Let’s assume a historian wants to investigate the battle of Arnhem and she would like to use newspaper texts for her primary source. She enters her query “Arnhem” into a search engine and finds the two articles you see above. After a quick inspection, the historian deems the first one to be irrelevant for her further research, whereas the second one looks important. If we wanted to assign labels to the two different texts, we would probably choose something like “arts” for the first one, and “war” for the second one. The indicators for these labels are the words that are present in the articles. In the first one we find words like “théatres”, “comédie”, “pièce”, “œuvre”, etc., which we associate with “arts”. In the second one, words like “divisions”, “forces”, “combats”, “troupes”, etc., give the impression of a war-like scenario.

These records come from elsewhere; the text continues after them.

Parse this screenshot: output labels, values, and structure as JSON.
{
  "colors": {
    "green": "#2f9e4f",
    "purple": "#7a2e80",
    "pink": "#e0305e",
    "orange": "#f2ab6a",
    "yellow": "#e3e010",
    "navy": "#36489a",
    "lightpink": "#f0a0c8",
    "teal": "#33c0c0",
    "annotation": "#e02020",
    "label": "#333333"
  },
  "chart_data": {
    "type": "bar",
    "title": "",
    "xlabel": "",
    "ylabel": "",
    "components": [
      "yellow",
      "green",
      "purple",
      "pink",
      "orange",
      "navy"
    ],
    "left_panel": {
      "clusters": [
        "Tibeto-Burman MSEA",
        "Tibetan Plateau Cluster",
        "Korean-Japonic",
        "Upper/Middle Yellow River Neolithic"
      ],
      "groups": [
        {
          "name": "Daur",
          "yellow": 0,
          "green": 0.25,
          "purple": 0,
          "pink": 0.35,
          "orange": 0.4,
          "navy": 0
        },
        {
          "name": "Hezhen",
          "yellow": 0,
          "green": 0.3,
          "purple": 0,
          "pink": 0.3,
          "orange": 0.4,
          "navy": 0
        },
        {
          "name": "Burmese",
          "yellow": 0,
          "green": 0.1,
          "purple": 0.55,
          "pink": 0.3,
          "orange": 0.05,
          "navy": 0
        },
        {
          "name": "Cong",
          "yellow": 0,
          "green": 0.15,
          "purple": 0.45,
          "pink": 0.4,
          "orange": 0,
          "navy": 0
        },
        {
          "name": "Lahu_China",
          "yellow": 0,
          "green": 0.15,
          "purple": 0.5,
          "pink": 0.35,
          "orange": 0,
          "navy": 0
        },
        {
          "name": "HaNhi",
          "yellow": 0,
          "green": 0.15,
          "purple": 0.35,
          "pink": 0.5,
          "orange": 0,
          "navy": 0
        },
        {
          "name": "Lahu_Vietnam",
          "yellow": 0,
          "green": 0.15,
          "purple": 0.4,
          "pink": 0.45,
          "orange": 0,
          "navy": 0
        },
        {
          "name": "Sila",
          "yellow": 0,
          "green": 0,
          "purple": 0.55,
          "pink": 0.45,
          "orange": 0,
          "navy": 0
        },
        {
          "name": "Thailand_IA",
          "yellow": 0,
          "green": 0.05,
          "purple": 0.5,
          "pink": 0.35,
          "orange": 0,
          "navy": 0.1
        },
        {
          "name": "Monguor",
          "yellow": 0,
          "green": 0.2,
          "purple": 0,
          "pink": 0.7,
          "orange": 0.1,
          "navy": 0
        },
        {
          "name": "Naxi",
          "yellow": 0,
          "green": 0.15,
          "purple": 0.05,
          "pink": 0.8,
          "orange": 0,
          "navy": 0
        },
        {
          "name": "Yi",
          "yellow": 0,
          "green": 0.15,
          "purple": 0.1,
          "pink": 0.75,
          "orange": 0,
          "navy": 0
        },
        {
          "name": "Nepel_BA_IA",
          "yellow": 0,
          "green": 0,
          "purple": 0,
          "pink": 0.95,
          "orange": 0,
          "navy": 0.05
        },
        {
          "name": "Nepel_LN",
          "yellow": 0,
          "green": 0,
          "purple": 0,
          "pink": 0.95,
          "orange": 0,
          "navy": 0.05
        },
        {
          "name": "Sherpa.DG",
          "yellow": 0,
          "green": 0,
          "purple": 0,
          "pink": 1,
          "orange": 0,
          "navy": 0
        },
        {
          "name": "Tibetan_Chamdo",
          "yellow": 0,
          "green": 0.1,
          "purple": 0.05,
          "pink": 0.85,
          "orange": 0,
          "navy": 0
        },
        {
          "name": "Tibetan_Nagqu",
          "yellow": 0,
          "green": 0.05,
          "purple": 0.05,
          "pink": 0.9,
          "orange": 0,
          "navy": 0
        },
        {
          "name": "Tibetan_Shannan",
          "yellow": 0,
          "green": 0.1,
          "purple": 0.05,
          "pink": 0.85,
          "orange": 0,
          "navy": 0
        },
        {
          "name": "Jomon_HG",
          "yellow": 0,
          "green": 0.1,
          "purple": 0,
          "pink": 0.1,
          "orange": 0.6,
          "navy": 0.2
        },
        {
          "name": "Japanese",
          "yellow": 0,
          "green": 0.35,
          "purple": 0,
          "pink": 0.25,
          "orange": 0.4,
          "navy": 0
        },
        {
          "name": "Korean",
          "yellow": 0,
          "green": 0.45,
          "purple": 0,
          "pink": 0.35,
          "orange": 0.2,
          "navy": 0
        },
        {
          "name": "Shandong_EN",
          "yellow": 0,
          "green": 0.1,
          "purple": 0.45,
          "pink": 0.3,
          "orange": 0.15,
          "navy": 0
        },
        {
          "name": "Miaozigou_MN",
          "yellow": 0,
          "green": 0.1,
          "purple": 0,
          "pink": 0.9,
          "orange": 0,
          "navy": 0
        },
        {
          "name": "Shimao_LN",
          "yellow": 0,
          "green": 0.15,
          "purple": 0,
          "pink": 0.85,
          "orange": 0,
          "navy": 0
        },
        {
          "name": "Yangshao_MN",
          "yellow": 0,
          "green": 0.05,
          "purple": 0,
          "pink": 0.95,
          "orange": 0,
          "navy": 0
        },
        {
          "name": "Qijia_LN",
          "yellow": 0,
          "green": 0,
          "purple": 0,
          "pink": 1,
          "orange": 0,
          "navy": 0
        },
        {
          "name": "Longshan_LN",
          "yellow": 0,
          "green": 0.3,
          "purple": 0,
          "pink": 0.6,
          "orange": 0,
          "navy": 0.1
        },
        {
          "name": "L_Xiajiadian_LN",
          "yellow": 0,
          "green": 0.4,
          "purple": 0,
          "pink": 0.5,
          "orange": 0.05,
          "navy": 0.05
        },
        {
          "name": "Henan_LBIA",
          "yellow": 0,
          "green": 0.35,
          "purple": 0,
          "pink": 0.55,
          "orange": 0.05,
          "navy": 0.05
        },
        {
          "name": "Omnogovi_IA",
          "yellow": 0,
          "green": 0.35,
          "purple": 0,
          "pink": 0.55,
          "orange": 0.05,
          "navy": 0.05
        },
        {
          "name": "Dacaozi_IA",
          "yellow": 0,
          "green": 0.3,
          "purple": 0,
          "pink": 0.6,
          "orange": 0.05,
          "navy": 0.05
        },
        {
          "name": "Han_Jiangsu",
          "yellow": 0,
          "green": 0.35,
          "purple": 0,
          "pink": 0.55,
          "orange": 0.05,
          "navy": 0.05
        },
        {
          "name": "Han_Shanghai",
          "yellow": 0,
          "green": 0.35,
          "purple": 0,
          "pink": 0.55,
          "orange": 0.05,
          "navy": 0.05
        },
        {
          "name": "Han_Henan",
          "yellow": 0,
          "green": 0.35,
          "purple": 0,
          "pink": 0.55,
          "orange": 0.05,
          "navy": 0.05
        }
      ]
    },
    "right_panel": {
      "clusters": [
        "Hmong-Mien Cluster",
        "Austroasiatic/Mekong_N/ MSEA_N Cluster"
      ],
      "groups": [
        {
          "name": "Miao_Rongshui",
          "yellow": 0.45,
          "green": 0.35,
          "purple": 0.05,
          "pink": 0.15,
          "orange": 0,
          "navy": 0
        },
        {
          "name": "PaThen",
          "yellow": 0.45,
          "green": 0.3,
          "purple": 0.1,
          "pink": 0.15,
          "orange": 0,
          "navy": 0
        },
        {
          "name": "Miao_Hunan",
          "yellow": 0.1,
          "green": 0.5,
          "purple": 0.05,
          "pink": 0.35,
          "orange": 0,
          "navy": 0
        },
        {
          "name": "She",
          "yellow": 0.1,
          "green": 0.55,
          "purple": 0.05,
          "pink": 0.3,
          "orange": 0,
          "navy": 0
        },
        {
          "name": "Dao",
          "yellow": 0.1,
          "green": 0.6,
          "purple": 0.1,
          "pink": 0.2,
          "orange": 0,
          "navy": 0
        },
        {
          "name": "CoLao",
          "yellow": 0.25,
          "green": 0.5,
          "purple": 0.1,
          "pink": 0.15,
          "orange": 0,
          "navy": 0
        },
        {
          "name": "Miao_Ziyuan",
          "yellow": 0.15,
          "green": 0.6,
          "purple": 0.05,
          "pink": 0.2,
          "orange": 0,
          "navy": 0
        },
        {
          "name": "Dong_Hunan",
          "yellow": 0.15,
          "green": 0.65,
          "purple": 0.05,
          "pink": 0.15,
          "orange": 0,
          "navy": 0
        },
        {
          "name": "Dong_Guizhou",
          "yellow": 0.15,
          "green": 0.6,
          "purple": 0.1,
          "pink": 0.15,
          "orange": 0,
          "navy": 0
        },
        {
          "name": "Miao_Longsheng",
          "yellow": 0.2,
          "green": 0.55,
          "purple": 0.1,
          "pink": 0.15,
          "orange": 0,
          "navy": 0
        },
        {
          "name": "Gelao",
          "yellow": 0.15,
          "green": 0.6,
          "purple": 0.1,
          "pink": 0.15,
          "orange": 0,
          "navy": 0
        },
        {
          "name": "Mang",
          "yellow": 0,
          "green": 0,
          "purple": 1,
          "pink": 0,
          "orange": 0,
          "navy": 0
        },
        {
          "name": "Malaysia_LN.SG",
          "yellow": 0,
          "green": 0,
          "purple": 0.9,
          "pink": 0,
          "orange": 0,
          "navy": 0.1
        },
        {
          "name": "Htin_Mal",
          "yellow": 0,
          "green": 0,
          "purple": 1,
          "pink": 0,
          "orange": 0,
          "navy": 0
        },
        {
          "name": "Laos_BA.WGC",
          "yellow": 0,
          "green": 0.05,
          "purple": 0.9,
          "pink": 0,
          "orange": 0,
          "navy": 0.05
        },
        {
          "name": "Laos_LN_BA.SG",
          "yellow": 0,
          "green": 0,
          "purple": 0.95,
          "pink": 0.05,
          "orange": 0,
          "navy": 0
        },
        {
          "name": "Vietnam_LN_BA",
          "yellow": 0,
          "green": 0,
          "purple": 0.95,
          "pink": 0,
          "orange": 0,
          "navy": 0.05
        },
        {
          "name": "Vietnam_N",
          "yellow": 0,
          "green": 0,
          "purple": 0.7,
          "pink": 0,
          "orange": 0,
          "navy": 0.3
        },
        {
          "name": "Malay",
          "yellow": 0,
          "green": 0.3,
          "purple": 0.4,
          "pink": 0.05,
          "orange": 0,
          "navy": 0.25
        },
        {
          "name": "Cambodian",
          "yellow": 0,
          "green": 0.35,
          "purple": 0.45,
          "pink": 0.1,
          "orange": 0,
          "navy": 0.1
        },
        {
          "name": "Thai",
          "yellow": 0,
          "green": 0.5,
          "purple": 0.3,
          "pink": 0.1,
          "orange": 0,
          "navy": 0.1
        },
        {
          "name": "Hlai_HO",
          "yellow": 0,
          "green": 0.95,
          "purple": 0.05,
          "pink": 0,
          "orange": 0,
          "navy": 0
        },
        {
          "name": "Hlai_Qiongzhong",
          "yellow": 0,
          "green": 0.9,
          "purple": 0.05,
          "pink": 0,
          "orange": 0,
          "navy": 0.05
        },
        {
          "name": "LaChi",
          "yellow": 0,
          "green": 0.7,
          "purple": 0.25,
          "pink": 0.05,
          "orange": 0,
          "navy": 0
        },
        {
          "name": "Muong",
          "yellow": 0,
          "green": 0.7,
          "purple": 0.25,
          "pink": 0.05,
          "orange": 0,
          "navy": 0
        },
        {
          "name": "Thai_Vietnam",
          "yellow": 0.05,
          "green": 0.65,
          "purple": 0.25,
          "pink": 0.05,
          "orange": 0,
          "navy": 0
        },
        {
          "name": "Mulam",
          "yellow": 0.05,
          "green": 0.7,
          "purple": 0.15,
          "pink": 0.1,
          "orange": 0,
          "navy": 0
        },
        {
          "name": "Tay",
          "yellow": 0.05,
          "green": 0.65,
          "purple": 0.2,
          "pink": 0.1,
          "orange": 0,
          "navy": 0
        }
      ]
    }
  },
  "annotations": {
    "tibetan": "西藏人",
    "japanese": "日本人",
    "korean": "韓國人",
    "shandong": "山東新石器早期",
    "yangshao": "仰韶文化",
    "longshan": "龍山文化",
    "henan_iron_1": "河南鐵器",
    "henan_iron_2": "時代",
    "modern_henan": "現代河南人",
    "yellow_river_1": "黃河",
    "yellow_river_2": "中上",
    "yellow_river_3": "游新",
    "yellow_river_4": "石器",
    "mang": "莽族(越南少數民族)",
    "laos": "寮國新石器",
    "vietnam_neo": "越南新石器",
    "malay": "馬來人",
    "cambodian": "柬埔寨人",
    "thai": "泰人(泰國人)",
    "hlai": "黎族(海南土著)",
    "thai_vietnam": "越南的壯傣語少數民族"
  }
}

Although we can determine a general topic of a text in most cases, such texts usually are not about one single topic. They rather contain a mixture of topics. We also find other words in the first text, e.g., “suisse” or “Zurich”, which helps us to put this article in a Swiss context, meaning if we were looking for Swiss artwork (instead of Arnhem), this article should pop up in our search. Names, like the one of the Swiss author "Friedrich Dürrenmatt", enforce this context. This is why named entity recognition (NER) helps us to further contextualise the information we find in the text.
Upon closer inspection, we not only notice words that are characteristic for a specific article, but we also stumble upon words the two articles share. But not every word is of equal importance. Prepositions and articles, like “en” or “la” do not play a role in assigning topics to texts. Words like “Vienne” or “théatres”, on the other hand, matter. As such, we can say that a text tends to contain several topics, while each topic consists of several, ideally semantically coherent words. In our first text, the topic “arts” would dominate, since most of the words can be found in the art context. The second text, however, would be dominated by the “war” topic, but the topic “arts” would probably be represented as well, since the word “théatres” occurs once (even if it is used in a different context). So the topic distribution could look something like 90% topic “war”, 5% topic “arts”, and 5% some other topic. Hence, we are able to sort texts according to their topic distribution, which allows to refine search hits by not only excluding articles (like in the example above), but also extending the search in order to find articles on similar topics (maybe the researcher would find reports about the battle of Dunkirk if she wanted find articles with a similar topic distribution as the one from above).
In topic modeling, we try to find out first which words belong to which topic, where one word can occur in several topics. As training data we take all our newspaper issues. Before training a topic model, we have to define how many topics we want to find in our corpus. This choice has a big influence on the outcome. If the number of topics is too low, the topics will be too general and mixed, whereas a too high number will result in too specific topics, most of which won’t be of much use for grouping documents.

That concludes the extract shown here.